My college-aged kids love him. I’m not talking about Stephen Curry or Justin Bieber (although they love them too); I’m talking about Bernie Sanders.
Whether you support him or not, my guess is that most Americans my age are very surprised about his popularity.
I also guess that Sanders’ popularity is based on the economic stress many Americans are feeling. The chart below captures the essence of one of the biggest problems facing our next president: a shrinking middle class and a growing lower class.
Sadly, roughly 50 million Americans live below the poverty line—the largest number in our nation’s history—and the poorest 40% of all Americans now spend more than 50% of their incomes just on food and housing.
No wonder that consumer sentiment has been sinking fast, which is a very troubling sign for our consumer-driven economy.
That consumer angst translates into slowing spending. The Commerce Department reported that retail sales dropped by 0.3% in March, well below the +0.1% gain Wall Street was expecting.

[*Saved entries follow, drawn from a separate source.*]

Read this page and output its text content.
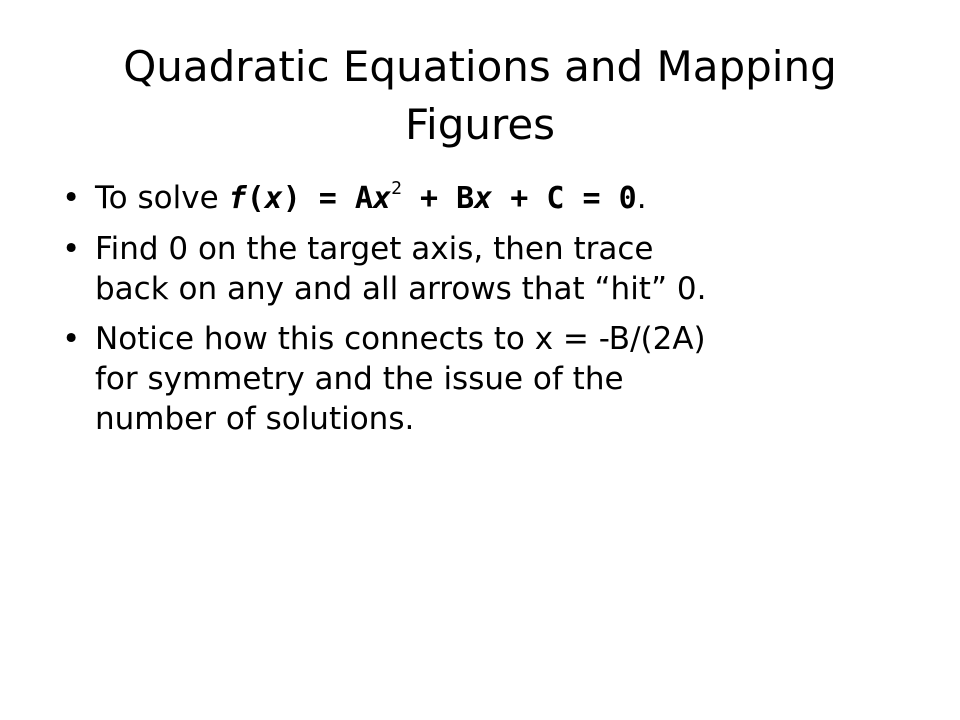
Quadratic Equations and Mapping
Figures
• To solve $f(x) = Ax^2 + Bx + C = 0$.
• Find 0 on the target axis, then trace
back on any and all arrows that “hit” 0.
• Notice how this connects to x = -B/(2A)
for symmetry and the issue of the
number of solutions.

The biggest drop was on auto spending, which was down 2.1%, but one of the weakest sectors were restaurants.
I suspect the root of the issue is wages… or lack thereof. The reality is that wages—despite the recent minimum wage increase in several states—have been shrinking on an inflation-adjusted basis.
A recent report by the Pew Research Center, a nonpartisan think tank, concluded, “In real terms, the average wage peaked more than 40 years ago.”